Epilepsy: The Advance Of The Century
For years, Albert Jean fought a losing battle against epilepsy. Because of frequent uncontrollable seizures, the Reading (Mass.) youngster couldn't ride a bike, swim, or cross the street. In junior high school, a teacher had to walk him to and from classes. "I didn't want to be walked like a baby, even though I knew it was for my own safety," says Jean, now 15. "I felt like an idiot."
But when he starts high school this fall, Jean plans to go solo. That's because his seizures have substantially subsided thanks to the first new therapy for epilepsy since drugs were tried 100 years ago. Implanted in Jean's chest is a pacemaker-like electrode that continuously sends seizure-blocking signals to the brain through a nerve in his neck--and that he can activate if he feels a seizure coming on. Jean got the setup last year as part of a clinical trial by its manufacturer, Cyberonics Inc., based in Webster, Tex., near Houston. Says Jean: "I feel like an absolute different person."
Cyberonics, which on July 16 received Food & Drug Administration approval to market the product in the U.S., is about to feel like an absolutely different company. While the vagus nerve stimulator--as the device is called--is not a cure for epilepsy, it significantly reduces the number and severity of seizures. That can make a difference in the activity, self-confidence, and overall well-being of those who suffer from the neurological disorder. Indeed, the product so impressed the FDA that it expedited Cyberonics' review process and approved the device several months earlier than expected.
The phone has been ringing off the hook at Cyberonics ever since. Analysts, investors, and medical experts say the 10-year-old company--which has lost some $60 million since going public at 12 a share in 1993--now seems poised to take off. Its shares have jumped nearly 17%, to 8 3/4, since the FDA nod.

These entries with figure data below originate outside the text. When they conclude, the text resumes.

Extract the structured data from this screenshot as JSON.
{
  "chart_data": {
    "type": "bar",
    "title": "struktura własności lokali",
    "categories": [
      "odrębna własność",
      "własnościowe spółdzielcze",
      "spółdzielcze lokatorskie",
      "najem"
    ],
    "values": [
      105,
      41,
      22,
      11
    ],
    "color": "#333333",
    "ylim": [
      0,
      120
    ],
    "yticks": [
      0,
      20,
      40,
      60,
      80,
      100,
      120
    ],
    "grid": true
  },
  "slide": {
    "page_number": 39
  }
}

LUCRATIVE MARKET. Analysts now expect the company to turn a profit within the next two to three years. "This is the only product like this in the world," says analyst John R. Boettiger Sr. of Houston-based investment banking firm Harris Webb & Garrison. "Cyberonics has an unquestionable monopoly."
The market looks lucrative, too. Of the nearly 2 million Americans with epilepsy, doctors estimate that 200,000 cannot be treated adequately with drugs. At $9,000 for each Cyberonics device, that's a potential U.S. market of $1.8 billion. Those who use anti-epilepsy drugs might be tempted to switch because the side effects of using the Cyberonics device--coughing, hoarseness, and shortness of breath that can occur during stimulation--are less severe.
Cyberonics is the brainchild of Jake Zabara, a now retired Temple University neurophysiologist. Using medical research dating to the 1930s, he hypothesized that stimulation of the brain via the vagus nerve could create an anticonvulsion effect. Zabara joined with Reese S. Terry, now Cyberonics' chairman, to obtain seed money from venture capitalists including Robert P. Cummins, now Cyberonics' chief executive. St. Jude Medical Inc., the cardiovascular-device maker based in St. Paul, Minn., holds a 16% stake.
Now the company has to prove it can manufacture and sell its invention. Half of the company's 16-person direct-sales force has been hired since May. To move 3,000 stimulators next year and as many as 7,000 in 1999, Cyberonics also is seeking support from physicians who participated in some seven clinical studies over the years. The company has about $15 million in cash but needs as much as $30 million to ramp up manufacturing and marketing. An easy solution might be to sell out to a big medical-equipment maker. But for now, Cummins says he's not even thinking about that. "We're focused on making [the device] a success," he says. For Albert Jean, it already is.